Because of the fact that
$(1)$ The topological space $[0,1]$ is a continuous image of the Cantor space $(G,T)$.
There exists a mapping $\phi_n$ of $(G_n, T_n)$ onto $(I_n, T'_n)$ where, for each $n \in \Bbb N$, $(G_n, T_n)$ and $(I_n, T'_n)$ are homeomorphic to the Cantor space and $[0,1]$, respectively.
Additionally, there exists a continuous mapping $f : \prod (G_n,T_n)$ onto $\prod (I_n,T'_n) = I ^ {\infty}$.
The fact that
$(2)$ If $(G_n, T_n)$ is a countable family of topological spaces each of which is homeomorphic to the Cantor space $(G,T)$, then $(G,T) \cong \prod_{i=1}^{\infty}(G_i, T_i) \cong \prod_{i=1}^{n}(G_i, T_i)$
Implies that $I^{\infty}$ is a continuous image of the compact space $(G,T)$, and hence is compact.

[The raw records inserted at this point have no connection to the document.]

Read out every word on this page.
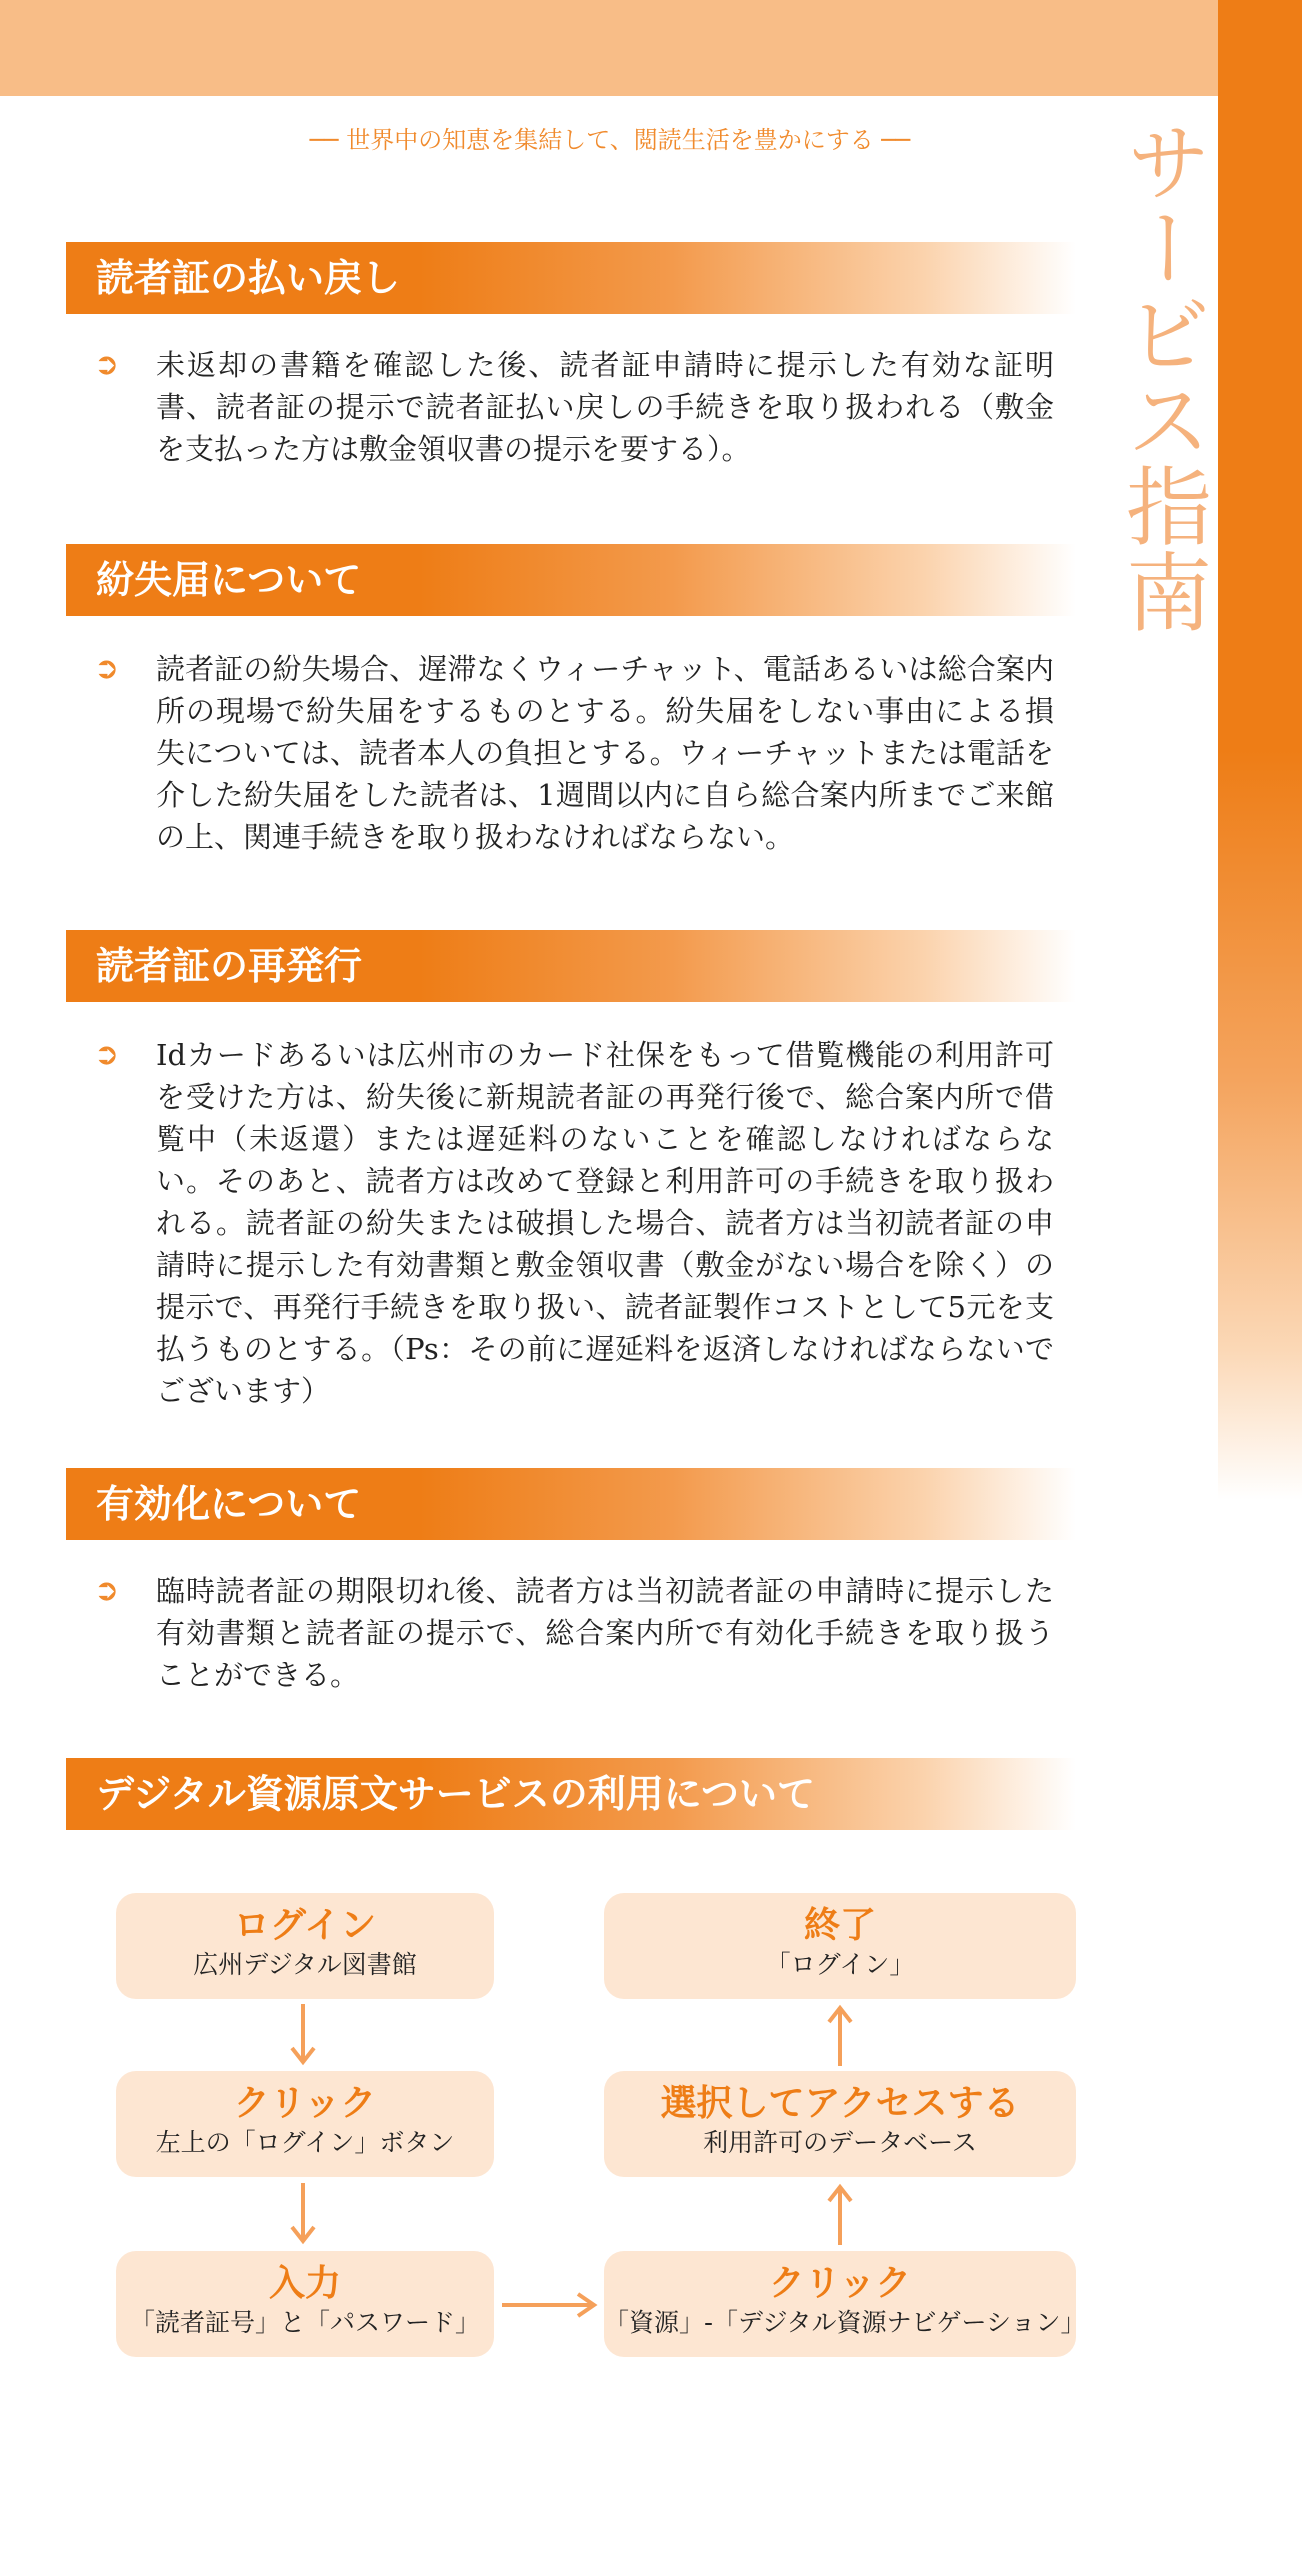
サービス指南
── 世界中の知恵を集結して、閲読生活を豊かにする ──
読者証の払い戻し
➲ 未返却の書籍を確認した後、読者証申請時に提示した有効な証明書、読者証の提示で読者証払い戻しの手続きを取り扱われる（敷金を支払った方は敷金領収書の提示を要する）。

紛失届について
➲ 読者証の紛失場合、遅滞なくウィーチャット、電話あるいは総合案内所の現場で紛失届をするものとする。紛失届をしない事由による損失については、読者本人の負担とする。ウィーチャットまたは電話を介した紛失届をした読者は、1週間以内に自ら総合案内所までご来館の上、関連手続きを取り扱わなければならない。

読者証の再発行
➲ Idカードあるいは広州市のカード社保をもって借覧機能の利用許可を受けた方は、紛失後に新規読者証の再発行後で、総合案内所で借覧中（未返還）または遅延料のないことを確認しなければならない。そのあと、読者方は改めて登録と利用許可の手続きを取り扱われる。読者証の紛失または破損した場合、読者方は当初読者証の申請時に提示した有効書類と敷金領収書（敷金がない場合を除く）の提示で、再発行手続きを取り扱い、読者証製作コストとして5元を支払うものとする。（Ps：その前に遅延料を返済しなければならないでございます）

有効化について
➲ 臨時読者証の期限切れ後、読者方は当初読者証の申請時に提示した有効書類と読者証の提示で、総合案内所で有効化手続きを取り扱うことができる。

デジタル資源原文サービスの利用について
ログイン
広州デジタル図書館
クリック
左上の「ログイン」ボタン
入力
「読者証号」と「パスワード」
クリック
「資源」-「デジタル資源ナビゲーション」
選択してアクセスする
利用許可のデータベース
終了
「ログイン」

Question 1: How is it that $(1)$ implies that the mapping $\phi_n$ exists?
Question 2: I see that if $h : (G,T)$ homeomorphically to $\prod (G_i,T_i)$, then $ g = f \circ h: (G,T)$ continuously onto $I^{\infty}$, but how does this show that the continuous image of $(G,T) = I^{\infty}$? Wouldn't $f$ have to be bijective in order for this to be true?

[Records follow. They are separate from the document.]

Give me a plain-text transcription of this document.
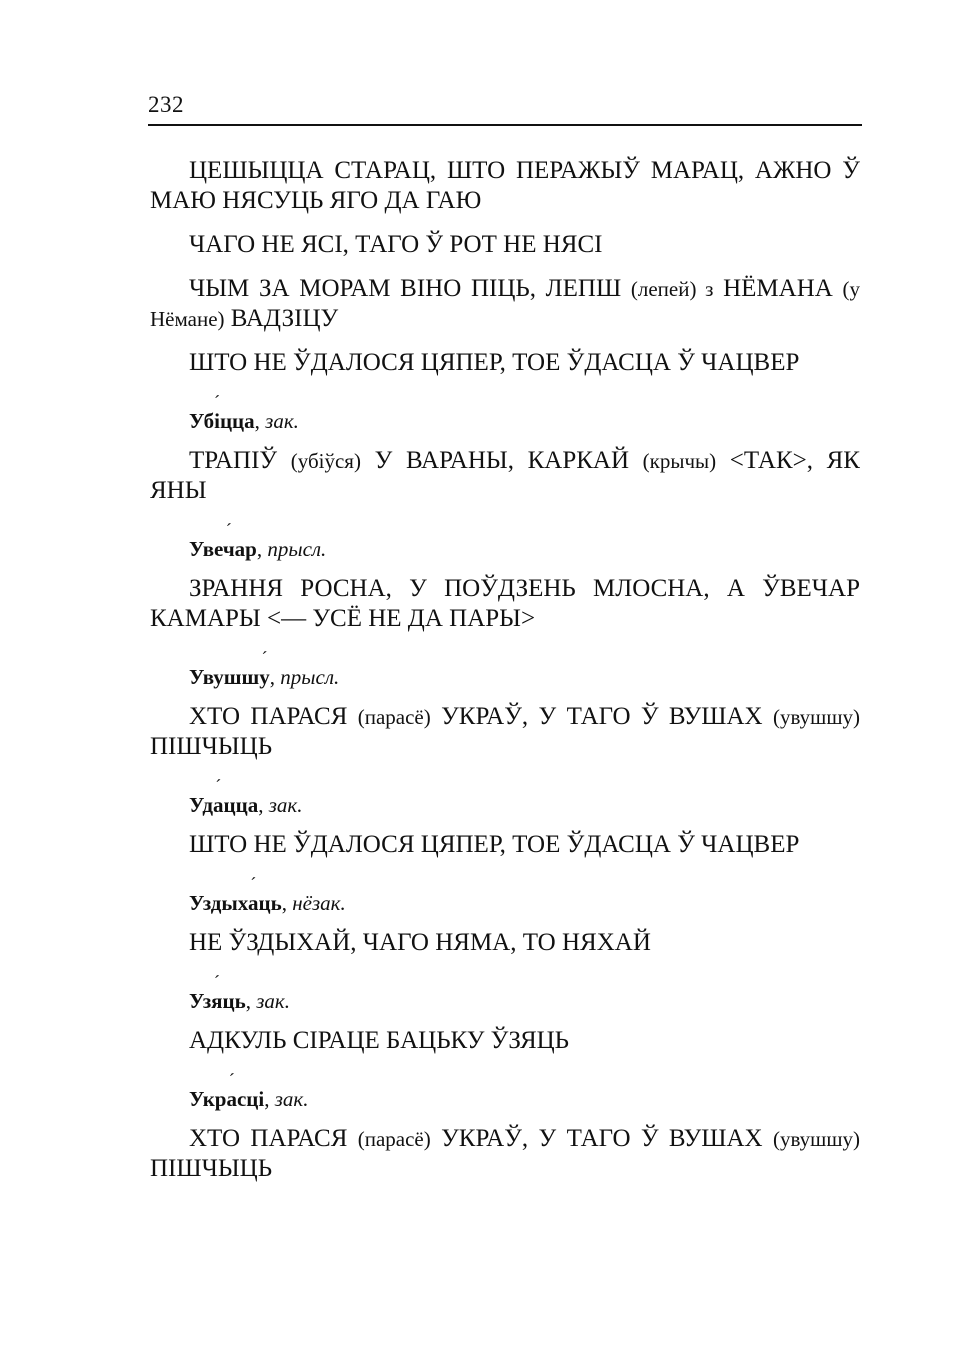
232
ЦЕШЫЦЦА СТАРАЦ, ШТО ПЕРАЖЫЎ МАРАЦ, АЖНО Ў МАЮ НЯСУЦЬ ЯГО ДА ГАЮ
ЧАГО НЕ ЯСІ, ТАГО Ў РОТ НЕ НЯСІ
ЧЫМ ЗА МОРАМ ВІНО ПІЦЬ, ЛЕПШ (лепей) з НЁМАНА (у Нёмане) ВАДЗІЦУ
ШТО НЕ ЎДАЛОСЯ ЦЯПЕР, ТОЕ ЎДАСЦА Ў ЧАЦВЕР
Убіцца
ˊ
, зак.
ТРАПІЎ (убіўся) У ВАРАНЫ, КАРКАЙ (крычы) <ТАК>, ЯК ЯНЫ
Увечар
ˊ
, прысл.
ЗРАННЯ РОСНА, У ПОЎДЗЕНЬ МЛОСНА, А ЎВЕЧАР КАМАРЫ <— УСЁ НЕ ДА ПАРЫ>
Увушшу
ˊ
, прысл.
ХТО ПАРАСЯ (парасё) УКРАЎ, У ТАГО Ў ВУШАХ (увушшу) ПІШЧЫЦЬ
Удацца
ˊ
, зак.
ШТО НЕ ЎДАЛОСЯ ЦЯПЕР, ТОЕ ЎДАСЦА Ў ЧАЦВЕР
Уздыхаць
ˊ
, нёзак.
НЕ ЎЗДЫХАЙ, ЧАГО НЯМА, ТО НЯХАЙ
Узяць
ˊ
, зак.
АДКУЛЬ СІРАЦЕ БАЦЬКУ ЎЗЯЦЬ
Украсці
ˊ
, зак.
ХТО ПАРАСЯ (парасё) УКРАЎ, У ТАГО Ў ВУШАХ (увушшу) ПІШЧЫЦЬ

Let $\varphi:G\to I$ be the continuous surjection whose existence is stated in $(1)$. For each $n\in\Bbb N$ let $\langle G_n,T_n\rangle=\langle G,T\rangle$, $\langle I_n,T_n'\rangle=\langle I,T'\rangle$, and $\varphi_n=\varphi$, thought of as a function from $G_n$ to $I_n$. If you take each $G_n$ to be homeomorphic to $G$ rather than identical to $G$, you have to work a little harder. For each $n\in\Bbb N$ let $h_n:G_n\to G$ be a homeomorphism, and let $\varphi_n=\varphi\circ h_n$; then $\varphi_n$ maps $G_n$ continuously onto $I$. And if in addition each $I_n$ is merely homeomorphic to $I$ rather than identical to $I$, for each $n\in\Bbb N$ let $k_n:I\to I_n$ be a homeomorphism, and define $\varphi_n=k_n\circ\varphi\circ h_n$: this maps $G_n$ continuously onto $I_n$.
As you say, $g=f\circ h:G\to I^\infty$ is a continuous surjection. That’s exactly what is meant by saying that $I^\infty$ is a continuous image of $G$: there is a continuous function mapping $G$ onto $I^\infty$. There is no requirement that the continuous function be a bijection. Indeed, the usual function $\varphi:G\to I$ used to map $G$ continuously onto $I$ is not a bijection: $\varphi\left(\frac13\right)=\varphi\left(\frac23\right)=\frac12$, for instance.